Islamabad’s central place of worship, the Lal Masjid (Red Mosque), has become the symbol of the contraction of the state in Pakistan. It defies the state and threatens to “update” itself to suit the murderous extremism of al-Qaeda and the Islamic State.
The lowest point in the state’s relationship with Lal Masjid was reached when its chief priest Maulana Abdul Aziz refused to condemn the slaughter of 132 children by the Taliban in Peshawar’s Army Public School in December 2014. Despite civil society protest and cases against Aziz, no action was taken. He had dared the state in 2007 too, and started attacking the capital selectively, which the government of Pervez Musharraf suffered silently — till Aziz attacked a Chinese-run massage parlour.
The Red Mosque was attacked by a commando force on July 11, 2007. Aziz’s brother was killed, but the upshot was that al-Qaeda wiped out the commando unit later and announced the formation of the Tehreek-e-Taliban Pakistan. Musharraf was deposed and faces a trial today for treason, which must be the most outrageous irony in the history of Pakistan — a former army chief is seen as a traitor while a terrorist cleric rules the capital city de facto. Today, Interior Minister Chaudhry Nisar Ali Khan says he can’t proceed against Aziz because “there is nothing culpable in what he has been doing”.
Pakistan swallowed much more than this by allowing impunity to Lal Masjid: It ignored the kidnapping of seven Chinese nationals and allowed the Uyghur rebels active inside the seminary to target the Chinese in Islamabad. Andrew Small, in his book The China-Pakistan Axis: Asia’s New Geopolitics (2015), tells the story few in Pakistan know. The strategic threshold was crossed by Aziz when he grabbed the Chinese, and he was finally confronted because Beijing had pushed Islamabad. Beijing was forced to react because an assertive section of Chinese society had taken the incident as “a test of the Communist Party’s backbone”. Some critics sent “mocking packages of calcium pills” to the Chinese foreign office. The Chinese ambassador in Islamabad, Luo Zhaohui, pursued the matter with great determination. An expert on the region, Luo got around unlike the average Chinese diplomat, and approached the “influentials” who could help. He was soon talking on the phone to Lal Masjid.

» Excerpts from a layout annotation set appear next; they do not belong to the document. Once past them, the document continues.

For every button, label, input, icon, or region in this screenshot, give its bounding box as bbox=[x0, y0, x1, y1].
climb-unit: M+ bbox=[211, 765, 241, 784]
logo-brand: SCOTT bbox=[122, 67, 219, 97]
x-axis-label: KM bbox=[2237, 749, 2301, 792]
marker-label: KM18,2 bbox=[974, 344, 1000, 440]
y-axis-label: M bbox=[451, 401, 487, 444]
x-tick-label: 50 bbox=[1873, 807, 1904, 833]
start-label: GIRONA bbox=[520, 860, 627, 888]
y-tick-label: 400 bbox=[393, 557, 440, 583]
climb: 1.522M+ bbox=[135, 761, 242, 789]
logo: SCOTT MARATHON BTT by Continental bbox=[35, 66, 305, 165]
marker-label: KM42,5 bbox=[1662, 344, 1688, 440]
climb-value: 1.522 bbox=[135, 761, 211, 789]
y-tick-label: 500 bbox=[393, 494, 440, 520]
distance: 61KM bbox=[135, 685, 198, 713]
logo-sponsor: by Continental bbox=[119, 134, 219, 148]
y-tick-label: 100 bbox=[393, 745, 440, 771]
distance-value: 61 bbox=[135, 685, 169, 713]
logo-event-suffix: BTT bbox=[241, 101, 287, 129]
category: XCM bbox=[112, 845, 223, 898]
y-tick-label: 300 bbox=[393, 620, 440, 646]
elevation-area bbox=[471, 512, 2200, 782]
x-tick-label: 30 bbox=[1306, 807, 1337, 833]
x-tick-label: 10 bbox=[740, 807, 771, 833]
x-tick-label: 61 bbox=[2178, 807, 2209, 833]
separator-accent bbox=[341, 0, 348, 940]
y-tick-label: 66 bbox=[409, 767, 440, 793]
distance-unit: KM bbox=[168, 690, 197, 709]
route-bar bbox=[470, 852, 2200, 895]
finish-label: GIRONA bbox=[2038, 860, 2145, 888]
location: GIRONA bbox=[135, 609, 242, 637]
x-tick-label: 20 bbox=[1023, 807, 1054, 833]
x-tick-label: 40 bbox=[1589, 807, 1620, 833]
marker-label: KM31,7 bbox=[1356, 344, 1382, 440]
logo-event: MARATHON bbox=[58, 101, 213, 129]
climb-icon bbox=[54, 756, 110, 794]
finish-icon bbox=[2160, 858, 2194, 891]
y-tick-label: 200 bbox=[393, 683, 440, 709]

The state reached for its Taliban-friendly influentials and made them intercede with Aziz. The intercession failed and the bearded elite of the faith withdrew in puzzlement, little knowing Lal Masjid was heeding a far more important message from al-Qaeda chief Ayman al-Zawahiri: “This crime can only be washed away by repentance or blood… If you do not retaliate… Musharraf will not spare any of you. Your salvation is only through jihad”. At one point, Aziz and his brother Ghazi seemed to relent, allowing Luo to talk to the hostages and promised their release. But nothing materialised. Then the marathon five-hour telephone negotiation began, with Musharraf himself interceding, while the deputy commissioner and the senior superintendent of police in Islamabad begged and pledged “corrective action” against “mixed-sex massage parlours”. According to Small, the pledge clinched the deal. The Chinese prisoners were released, with Ghazi announcing: “We released them in view of Pakistan-China friendship. After receiving a number of complaints regarding ‘sex business’, our students and people… took action that should have been taken by the government. We greatly respect Pakistan-China friendship but it doesn’t mean that foreign women can come here and indulge in such vulgar activities.” The Chinese women came out of the seminary wearing burqas!
Small observes: “Word leaked out that… China was attributing the instigation of the kidnappings to the influence of militants from China’s Uighur minority at Lal Masjid”. What the Chinese knew was news to Pakistan, so out-of-bounds was the Lal Masjid set-up. After Operation Silence, foreign and local warriors were found among the dead. Of the dead, 12 were Uyghurs.
Under General Raheel Sharif, Pakistan has taken steps against terrorists but the battle for its internal sovereignty is not over. Lal Masjid remains the symbol of this difficult transition when the minister in charge of security has to say that he can do nothing about it.